Carolyn Kaltenberg, a public health nurse, said more infections are expected to emerge in the coming months, peaking sometime around February and March, and it’s never too late to get vaccinated.

Influenza is caused by a kind of virus that mutates easily, changing widely from year to year and making it hard to retain immunity. The virus spreads from victim to victim, sometimes crossing species, by way of droplets made when people cough, sneeze or talk.

This year’s vaccine includes the H1N1 virus, also known as the swine flu, that caused a pandemic in 2009 and 2010. It also includes two other variants of the flu virus that public health officials around the world agreed would be the most common in the Northern Hemisphere during this flu season.

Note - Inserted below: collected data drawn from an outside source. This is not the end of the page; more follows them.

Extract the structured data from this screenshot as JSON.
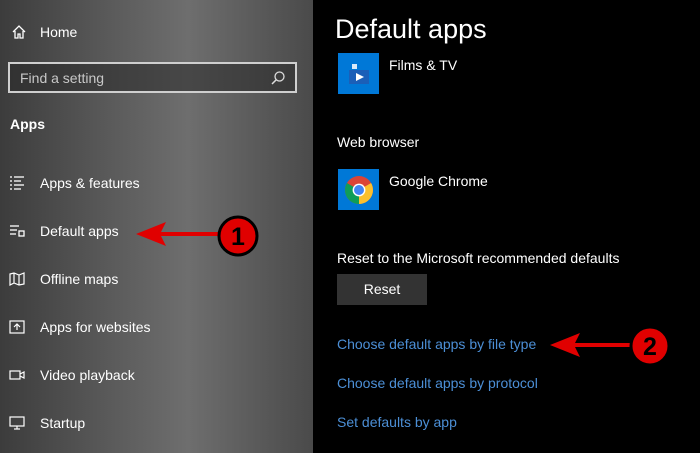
{
  "sidebar": {
    "home_label": "Home",
    "search_placeholder": "Find a setting",
    "section_title": "Apps",
    "items": [
      {
        "label": "Apps & features",
        "icon": "list-icon"
      },
      {
        "label": "Default apps",
        "icon": "default-apps-icon"
      },
      {
        "label": "Offline maps",
        "icon": "map-icon"
      },
      {
        "label": "Apps for websites",
        "icon": "web-app-icon"
      },
      {
        "label": "Video playback",
        "icon": "video-icon"
      },
      {
        "label": "Startup",
        "icon": "startup-icon"
      }
    ]
  },
  "main": {
    "title": "Default apps",
    "video_player": {
      "app_name": "Films & TV",
      "icon": "films-tv-icon",
      "tile_color": "#0078d7"
    },
    "web_browser_label": "Web browser",
    "web_browser": {
      "app_name": "Google Chrome",
      "icon": "chrome-icon",
      "tile_color": "#0078d7"
    },
    "reset_label": "Reset to the Microsoft recommended defaults",
    "reset_button": "Reset",
    "links": [
      "Choose default apps by file type",
      "Choose default apps by protocol",
      "Set defaults by app"
    ]
  },
  "annotations": [
    {
      "number": "1",
      "color": "#e00000"
    },
    {
      "number": "2",
      "color": "#e00000"
    }
  ],
  "colors": {
    "accent_link": "#4c8fd6",
    "tile_blue": "#0078d7",
    "button_bg": "#333333"
  }
}
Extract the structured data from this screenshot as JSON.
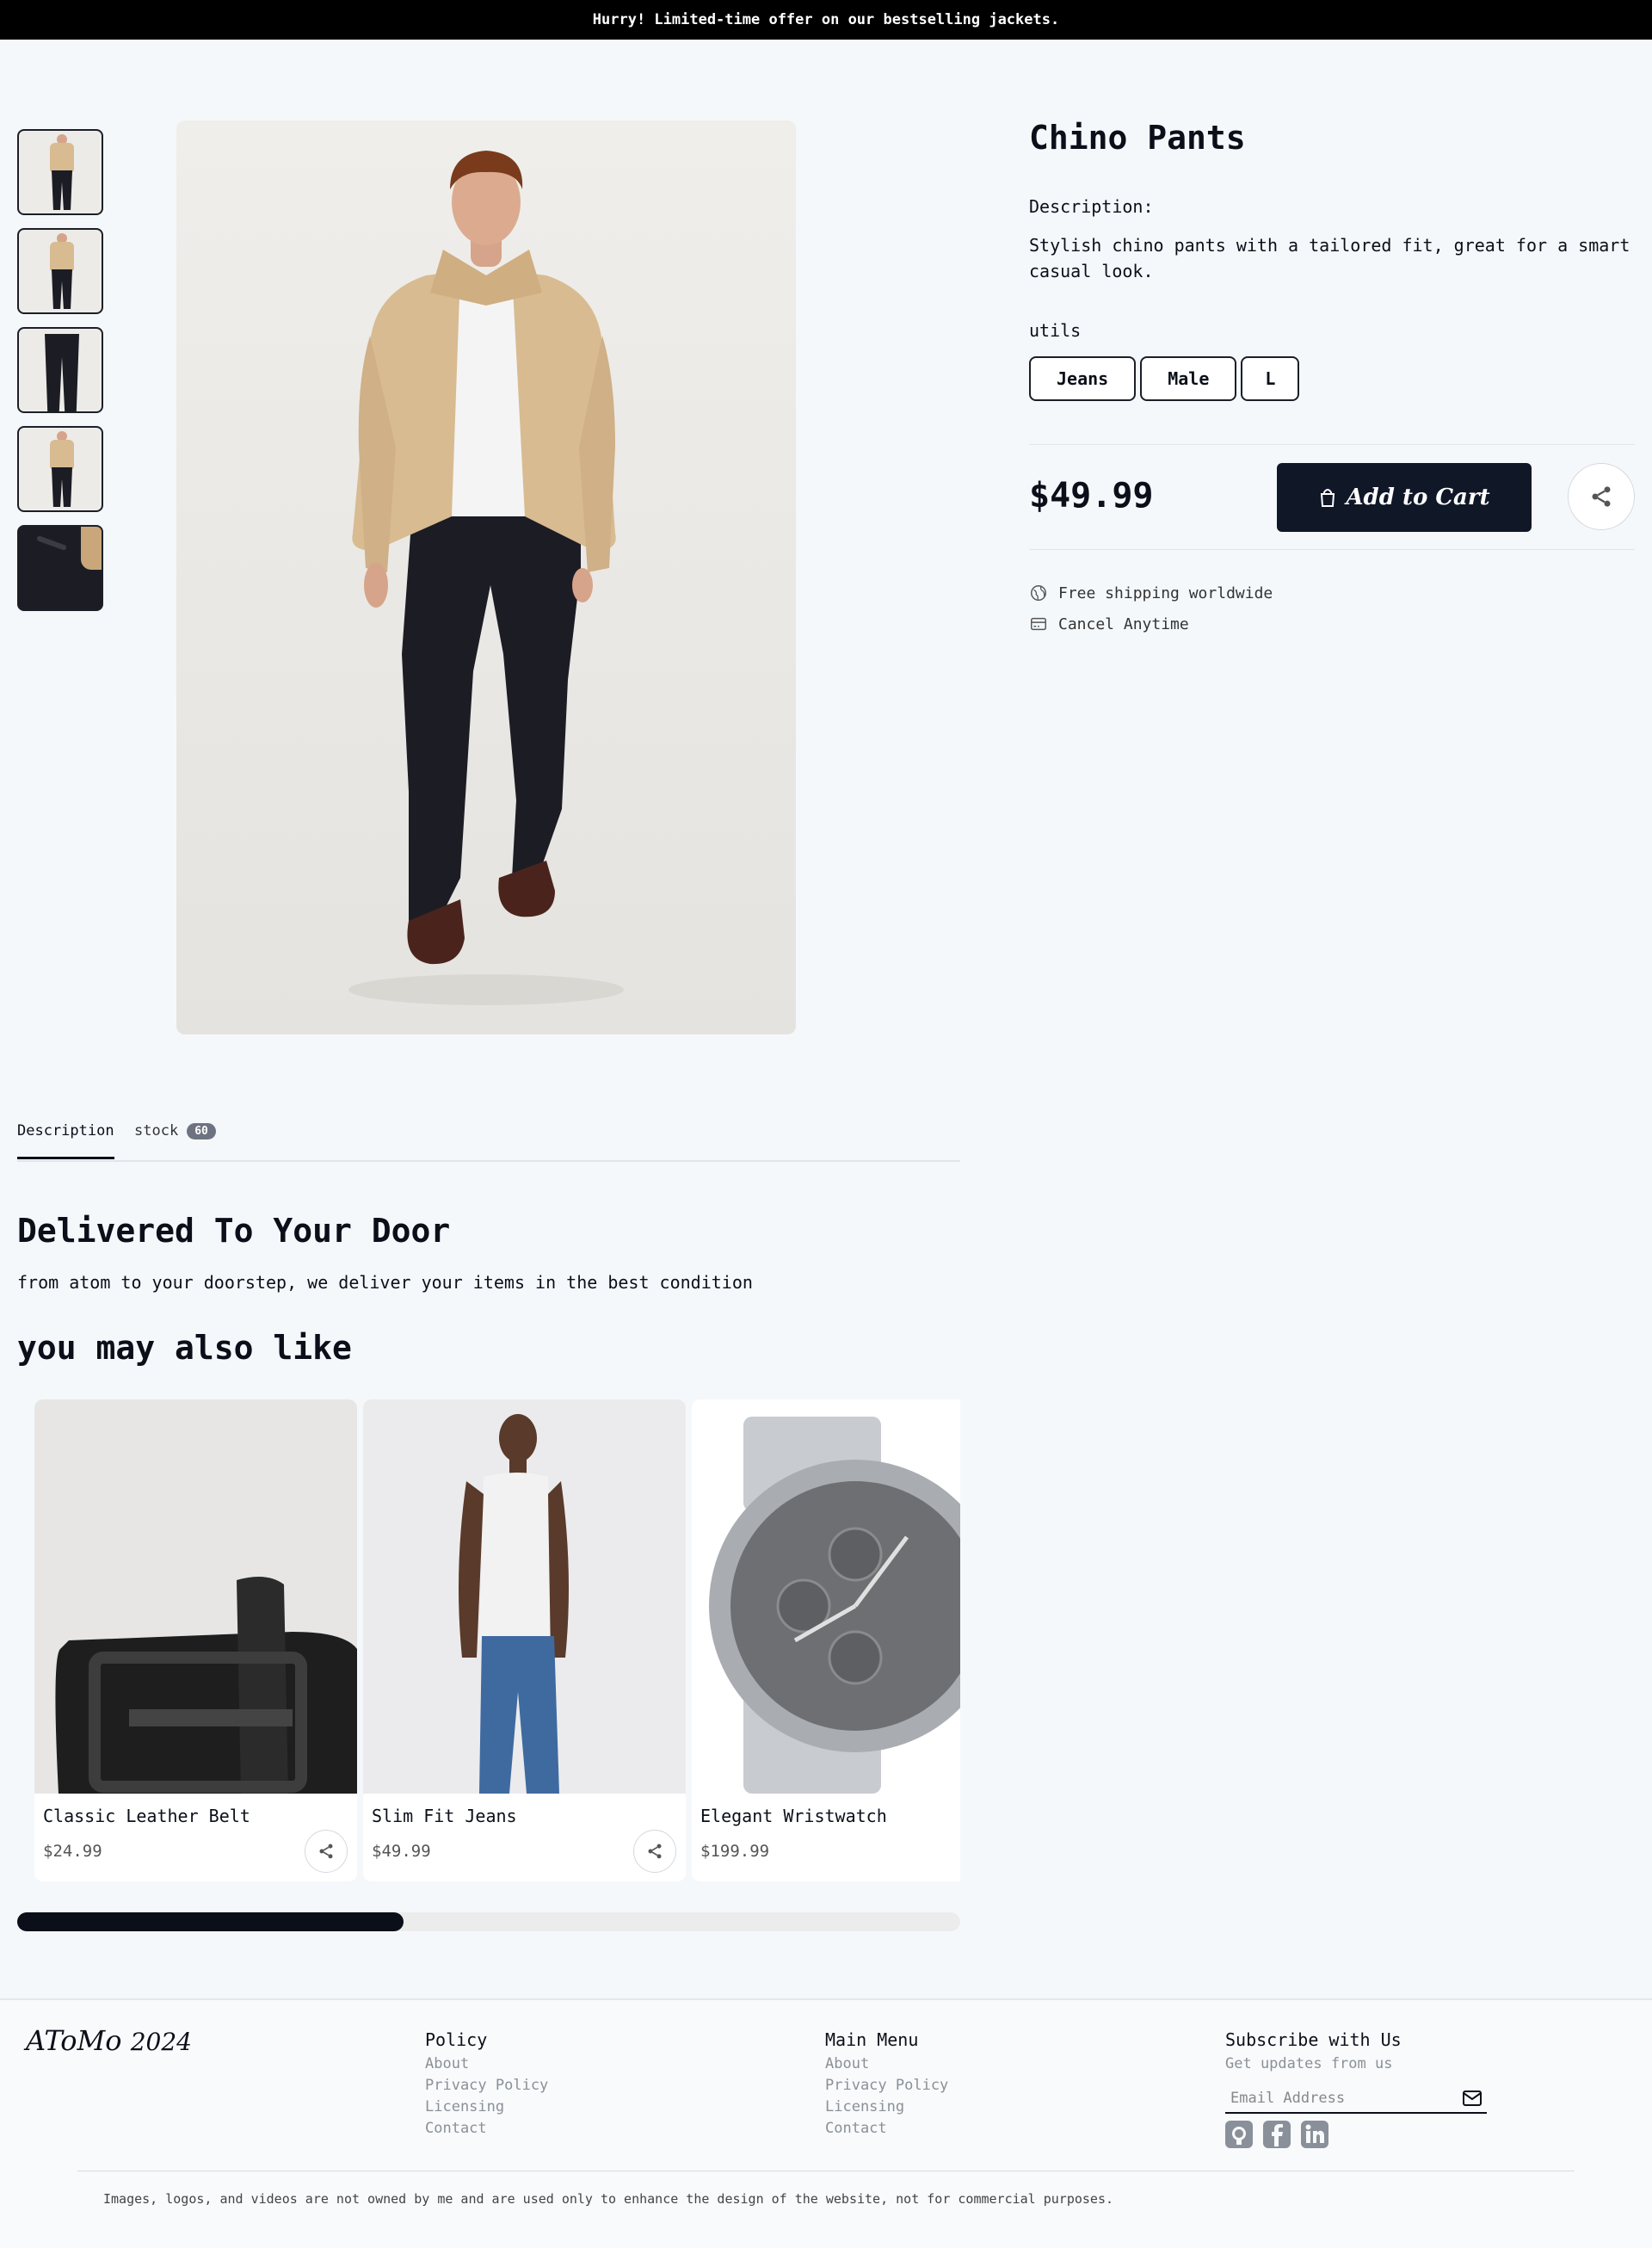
{
  "announcement": "Hurry! Limited-time offer on our bestselling jackets.",
  "product": {
    "title": "Chino Pants",
    "description_label": "Description:",
    "description": "Stylish chino pants with a tailored fit, great for a smart casual look.",
    "utils_label": "utils",
    "tags": [
      "Jeans",
      "Male",
      "L"
    ],
    "price": "$49.99",
    "add_to_cart": "Add to Cart",
    "features": [
      "Free shipping worldwide",
      "Cancel Anytime"
    ],
    "thumbnails": [
      "jacket-front",
      "jacket-side",
      "pants",
      "jacket-full",
      "pocket-detail"
    ]
  },
  "tabs": {
    "description": "Description",
    "stock": "stock",
    "stock_count": "60"
  },
  "delivery": {
    "title": "Delivered To Your Door",
    "text": "from atom to your doorstep, we deliver your items in the best condition"
  },
  "related": {
    "title": "you may also like",
    "items": [
      {
        "name": "Classic Leather Belt",
        "price": "$24.99"
      },
      {
        "name": "Slim Fit Jeans",
        "price": "$49.99"
      },
      {
        "name": "Elegant Wristwatch",
        "price": "$199.99"
      }
    ],
    "scroll_progress": 0.41
  },
  "footer": {
    "logo": "AToMo",
    "year": "2024",
    "policy": {
      "title": "Policy",
      "links": [
        "About",
        "Privacy Policy",
        "Licensing",
        "Contact"
      ]
    },
    "menu": {
      "title": "Main Menu",
      "links": [
        "About",
        "Privacy Policy",
        "Licensing",
        "Contact"
      ]
    },
    "subscribe": {
      "title": "Subscribe with Us",
      "subtitle": "Get updates from us",
      "placeholder": "Email Address"
    },
    "socials": [
      "github-icon",
      "facebook-icon",
      "linkedin-icon"
    ],
    "disclaimer": "Images, logos, and videos are not owned by me and are used only to enhance the design of the website, not for commercial purposes."
  },
  "colors": {
    "primary": "#101727",
    "background": "#f5f8fb",
    "muted": "#8a9099"
  }
}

Kaltenberg said there should still be vaccines available around the area at pharmacists and healthcare providers. Grand Forks Public Health still has a supply and accepts walk-in visits, she said.

According to the Centers for Disease Control and Prevention, groups most at risk of flu infection include young children, seniors, pregnant women, American Indians and those with certain medical conditions, such as asthma.

Children are at risk mostly because they don’t have good hygiene skills and can develop complications, such as ear infections. Seniors have weaker immune systems as they age.

Pregnancy affects women’s immune system, and their unborn children are also vulnerable.

American Indians appear to be at greater risk, but this may have more to do with the higher rate of chronic illnesses that afflict this population, such as diabetes, and lack of access to health care.